To find the depth of the well, we can use Bernoulli's principle, which states that the total pressure at any point in a fluid is the sum of its kinetic energy per unit volume, its potential energy per unit volume, and the pressure acting on it.
Since the water emerges from the pump with a speed of 17.0 m/s, we can assume that it has reached its maximum speed and therefore has no kinetic energy left. This means we can neglect the kinetic energy term in Bernoulli's equation.
So we're left with the pressure difference and the potential energy per unit volume term. The potential energy per unit volume can be written as ρgh, where ρ is the density of the fluid (which is water in this case), g is the acceleration due to gravity, and h is the depth we're looking for.
We're given the pressure difference of 1.5x10^3 Pa, so we can equate it to the potential energy per unit volume term:
1.5x10^3 Pa = ρgh
Now, the density of water is approximately 1000 kg/m^3, and the acceleration due to gravity is approximately 9.8 m/s^2. Plugging these values in, we get:
1.5x10^3 Pa = (1000 kg/m^3)(9.8 m/s^2)h
Simplifying the equation, we find:
h = 1.5x10^3 Pa / (1000 kg/m^3)(9.8 m/s^2)
Calculating that, we get:
h ≈ 0.153 m
So, the depth of the well is approximately 0.153 meters. That's deeper than the rabbit hole Alice fell into, but not as deep as my love for puns!
To solve this problem, we can use Bernoulli's equation, which relates the pressure difference, velocity, and height of a fluid.
The equation is as follows:
P1 + (1/2)ρv1^2 + ρgh1 = P2 + (1/2)ρv2^2 + ρgh2
Where:
P1 and P2 are the pressures at points 1 and 2, respectively.
ρ is the density of the fluid (in this case, water).
v1 and v2 are the velocities of the water at points 1 and 2, respectively.
g is the acceleration due to gravity (approximately 9.8 m/s^2).
h1 and h2 are the heights (depths) at points 1 and 2, respectively (from the reference point).
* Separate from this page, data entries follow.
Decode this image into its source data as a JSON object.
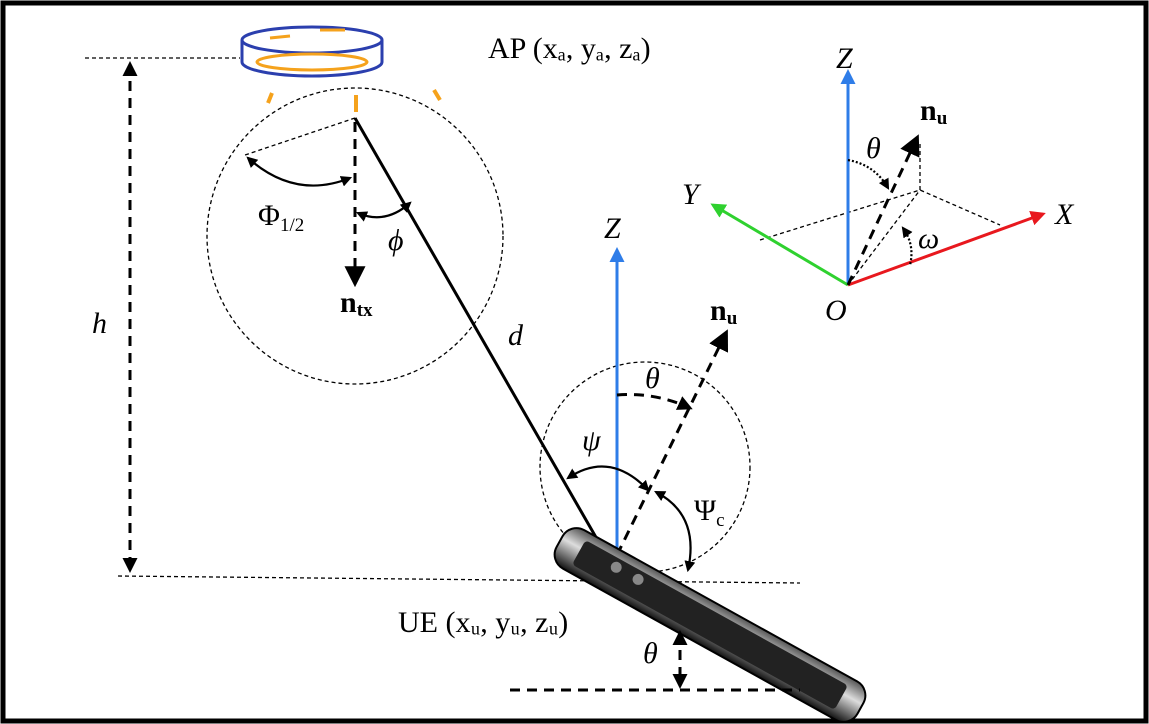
{
  "labels": {
    "ap": {
      "text": "AP (xₐ, yₐ, zₐ)"
    },
    "ue": {
      "text": "UE (xᵤ, yᵤ, zᵤ)"
    },
    "h": {
      "text": "h"
    },
    "d": {
      "text": "d"
    },
    "phi_half": {
      "text": "Φ",
      "sub": "1/2"
    },
    "phi": {
      "text": "ϕ"
    },
    "n_tx": {
      "text": "n",
      "sub": "tx"
    },
    "z_ue": {
      "text": "Z"
    },
    "n_u_ue": {
      "text": "n",
      "sub": "u"
    },
    "theta_ue": {
      "text": "θ"
    },
    "psi": {
      "text": "ψ"
    },
    "psi_c": {
      "text": "Ψ",
      "sub": "c"
    },
    "theta_tilt": {
      "text": "θ"
    },
    "z_axes": {
      "text": "Z"
    },
    "x_axes": {
      "text": "X"
    },
    "y_axes": {
      "text": "Y"
    },
    "o_axes": {
      "text": "O"
    },
    "n_u_axes": {
      "text": "n",
      "sub": "u"
    },
    "theta_axes": {
      "text": "θ"
    },
    "omega_axes": {
      "text": "ω"
    }
  }
}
In this problem, we want to find the depth of the well (h1). Let's assume that P1 and P2 are atmospheric pressure (101,325 Pa), as the water emerges from the well and then returns to atmospheric conditions.
Let's calculate the depth of the well using the given information:
P1 = P2 = 101,325 Pa
v1 = 0 (as the water is at rest in the well)
v2 = 17.0 m/s
ρ = density of water = 1000 kg/m^3
g = 9.8 m/s^2
Substituting these values into the equation, we have:
101,325 + (1/2)(1000)(0^2) + (1000)(9.8)(h1) = 101,325 + (1/2)(1000)(17.0^2) + (1000)(9.8)(0)
Since the vertical velocity in the well is 0, the first term on the left side of the equation cancels out.
Simplifying the equation, we get:
98,000h1 = 145,450
Dividing both sides of the equation by 98,000, we find:
h1 ≈ 1.48 meters
Therefore, the depth of the well is approximately 1.48 meters.
To find the depth of the well, we can use Bernoulli's equation, which relates the pressure, velocity, and height of a fluid. The equation is:
P1 + (1/2)ρv1^2 + ρgh1 = P2 + (1/2)ρv2^2 + ρgh2
Where:
P1 and P2 are the pressures at two different points (in this case, the surface of the well and the opening of the pump)
v1 and v2 are the velocities at those points
h1 and h2 are the heights above some reference point (in this case, the surface of the well and the opening of the pump)
ρ is the density of the fluid (in this case, water)
Rearranging the equation to solve for h2 (the depth of the well):
h2 = (P1 - P2 + (1/2)ρv2^2 - (1/2)ρv1^2) / ρg
Given:
P1 - P2 = 1.5x10^3 Pa (pressure difference)
v1 = 0 (water is not moving at the surface of the well)
v2 = 17.0 m/s (water emerges from the pump with a speed of 17.0 m/s)
ρ = density of water = 1000 kg/m^3
g = acceleration due to gravity = 9.8 m/s^2
Plugging in these values:
h2 = (1.5x10^3 Pa - 0 Pa + (1/2)(1000 kg/m^3)(17.0 m/s)^2 - (1/2)(1000 kg/m^3)(0 m/s)^2) / (1000 kg/m^3)(9.8 m/s^2)
Simplifying:
h2 = (1.5x10^3 Pa + (1/2)(1000 kg/m^3)(289.0 m^2/s^2)) / (1000 kg/m^3)(9.8 m/s^2)
h2 = (1.5x10^3 Pa + 144.5x10^3 Pa) / (1000 kg/m^3)(9.8 m/s^2)
h2 = (146x10^3 Pa) / (1000 kg/m^3)(9.8 m/s^2)
h2 ≈ 14.9 meters
Therefore, the depth of the well is approximately 14.9 meters.